Furthermore, knowing that there are critical and sensitive periods in the formation of skills, we can implement interventions that will most benefit a child. A common fallacy that was heard after the implementation of Head Start, the program started by President Johnson to push kids into Perry Preschools, was that these programs did not significantly improve the IQs or the test scores of the students enrolled. However, the problem was not the program but rather its measurement of success. By only looking at cognitive skills, evaluators failed to see the long-term effects of putting students in mentor and teacher relationships at early ages, which taught them social and emotional skills. Longitudinal studies show that these students in Head Start had significantly lower smoker and drug use rates and higher levels of general health because they had been introduced to concepts like self control and discipline in school. In this we see the primary avenue of improving quality of life through investment in personality and cognitive skills.

At the present, Heckman argued, there is a crucial ingredient missing from the public discussion about inequality and poverty, and that is the parent/child, teacher/child, or mentor/child scaffolding that makes the difference between a successful and an unsuccessful intervention. The traditional approach to solving large social problems is fragmented and involves remedying problems without focusing on the central causes. Heckman argued instead for an investment in preventative interventions, rather than remediation.

Child poverty is not all about the money. It is about parenting, love, and engagement with the child. Children growing up in rough, dangerous neighborhoods often do grow up to live middle class lives and better. The cycle of poverty is perpetuated not by material poverty but by a poverty of spirit or love. Heckman argued that the real solution to poverty must involve interventions that promote the dignity and agency of human beings by fostering skills and habits in children.

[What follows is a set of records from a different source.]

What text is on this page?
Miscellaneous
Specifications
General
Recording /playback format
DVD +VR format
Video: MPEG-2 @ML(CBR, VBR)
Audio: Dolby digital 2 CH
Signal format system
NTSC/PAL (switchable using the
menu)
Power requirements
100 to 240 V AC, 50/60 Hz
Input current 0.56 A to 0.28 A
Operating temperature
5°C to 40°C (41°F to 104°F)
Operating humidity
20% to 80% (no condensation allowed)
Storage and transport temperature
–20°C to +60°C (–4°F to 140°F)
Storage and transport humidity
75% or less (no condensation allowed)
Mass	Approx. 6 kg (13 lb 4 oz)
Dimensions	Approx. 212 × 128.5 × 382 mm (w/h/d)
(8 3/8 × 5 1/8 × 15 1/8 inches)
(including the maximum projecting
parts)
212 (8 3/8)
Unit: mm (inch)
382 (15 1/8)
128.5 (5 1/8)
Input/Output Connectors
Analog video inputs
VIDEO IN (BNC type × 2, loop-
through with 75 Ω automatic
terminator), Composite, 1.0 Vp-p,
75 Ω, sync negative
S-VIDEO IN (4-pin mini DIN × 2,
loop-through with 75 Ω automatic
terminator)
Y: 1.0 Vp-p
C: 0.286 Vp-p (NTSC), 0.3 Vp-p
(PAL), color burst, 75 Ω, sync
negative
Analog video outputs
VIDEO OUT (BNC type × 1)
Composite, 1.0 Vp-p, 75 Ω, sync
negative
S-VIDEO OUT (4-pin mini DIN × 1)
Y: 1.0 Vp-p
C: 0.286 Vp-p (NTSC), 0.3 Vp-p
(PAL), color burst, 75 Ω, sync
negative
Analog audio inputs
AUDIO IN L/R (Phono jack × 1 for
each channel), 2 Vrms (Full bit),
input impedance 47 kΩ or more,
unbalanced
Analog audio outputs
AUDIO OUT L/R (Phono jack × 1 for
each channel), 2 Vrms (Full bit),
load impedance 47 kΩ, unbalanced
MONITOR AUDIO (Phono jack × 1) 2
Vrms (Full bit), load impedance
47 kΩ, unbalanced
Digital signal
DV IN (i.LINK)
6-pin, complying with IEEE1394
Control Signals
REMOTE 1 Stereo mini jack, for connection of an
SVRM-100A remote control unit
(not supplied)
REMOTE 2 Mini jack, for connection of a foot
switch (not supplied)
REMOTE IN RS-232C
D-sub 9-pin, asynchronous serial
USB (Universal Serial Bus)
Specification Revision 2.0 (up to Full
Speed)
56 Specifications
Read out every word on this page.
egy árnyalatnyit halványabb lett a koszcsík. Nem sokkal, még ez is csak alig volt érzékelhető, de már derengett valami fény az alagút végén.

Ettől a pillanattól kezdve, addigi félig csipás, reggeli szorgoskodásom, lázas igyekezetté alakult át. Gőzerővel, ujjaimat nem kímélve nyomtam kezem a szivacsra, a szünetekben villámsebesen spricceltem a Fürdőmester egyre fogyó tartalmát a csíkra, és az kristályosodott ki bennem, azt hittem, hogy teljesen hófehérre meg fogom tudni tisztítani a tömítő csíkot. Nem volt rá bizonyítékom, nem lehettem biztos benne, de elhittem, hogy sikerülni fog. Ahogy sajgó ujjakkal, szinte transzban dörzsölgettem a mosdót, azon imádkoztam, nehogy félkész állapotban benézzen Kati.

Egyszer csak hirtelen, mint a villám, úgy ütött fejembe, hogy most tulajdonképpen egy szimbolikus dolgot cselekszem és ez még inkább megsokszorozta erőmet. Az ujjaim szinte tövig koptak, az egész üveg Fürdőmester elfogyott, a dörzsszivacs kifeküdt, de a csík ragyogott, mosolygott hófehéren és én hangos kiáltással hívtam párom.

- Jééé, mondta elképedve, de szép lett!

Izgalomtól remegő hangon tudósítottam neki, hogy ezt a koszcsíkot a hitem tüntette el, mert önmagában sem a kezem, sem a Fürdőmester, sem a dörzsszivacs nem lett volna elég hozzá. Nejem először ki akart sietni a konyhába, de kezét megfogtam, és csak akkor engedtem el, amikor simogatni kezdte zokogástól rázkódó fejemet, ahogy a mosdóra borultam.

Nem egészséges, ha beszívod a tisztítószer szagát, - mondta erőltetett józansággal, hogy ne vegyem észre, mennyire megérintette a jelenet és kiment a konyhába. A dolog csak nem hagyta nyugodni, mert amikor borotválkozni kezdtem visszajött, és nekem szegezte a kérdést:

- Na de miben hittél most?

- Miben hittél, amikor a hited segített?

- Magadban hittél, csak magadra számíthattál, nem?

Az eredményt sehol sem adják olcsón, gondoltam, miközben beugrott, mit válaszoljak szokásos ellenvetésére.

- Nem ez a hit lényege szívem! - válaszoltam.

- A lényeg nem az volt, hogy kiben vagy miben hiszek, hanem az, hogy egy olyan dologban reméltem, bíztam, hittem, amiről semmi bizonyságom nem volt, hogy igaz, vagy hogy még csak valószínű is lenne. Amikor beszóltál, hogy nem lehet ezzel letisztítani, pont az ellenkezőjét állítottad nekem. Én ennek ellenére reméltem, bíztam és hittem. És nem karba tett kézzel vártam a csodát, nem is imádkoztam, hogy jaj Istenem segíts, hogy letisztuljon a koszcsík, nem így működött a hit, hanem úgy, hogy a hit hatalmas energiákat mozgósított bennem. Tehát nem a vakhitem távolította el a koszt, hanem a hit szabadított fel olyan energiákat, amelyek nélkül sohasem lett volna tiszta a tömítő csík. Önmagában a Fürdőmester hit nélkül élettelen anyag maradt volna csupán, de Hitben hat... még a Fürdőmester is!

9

The true measure of disadvantage is in the level of parenting. The definition of predistribution should now make sense: Our dollars are best spent creating agency and opportunity for a child in the early years. I was much reminded of my grandfather, who emigrated from Italy in the ’40s and has worked hard his whole life to provide for his family. Now he spends generously on his grandchildren, always telling us that some thousand-dollar inheritance for us when he’s gone will mean nothing compared to what he’s able to contribute to our lives now as we grow up. I am grateful every day for the investment my parents and grandparents have made in me, and I think that reshaping our approach to the nature of true poverty in America, being that of the family, will help to answer many of the moral dilemmas and questions that extend far beyond material need.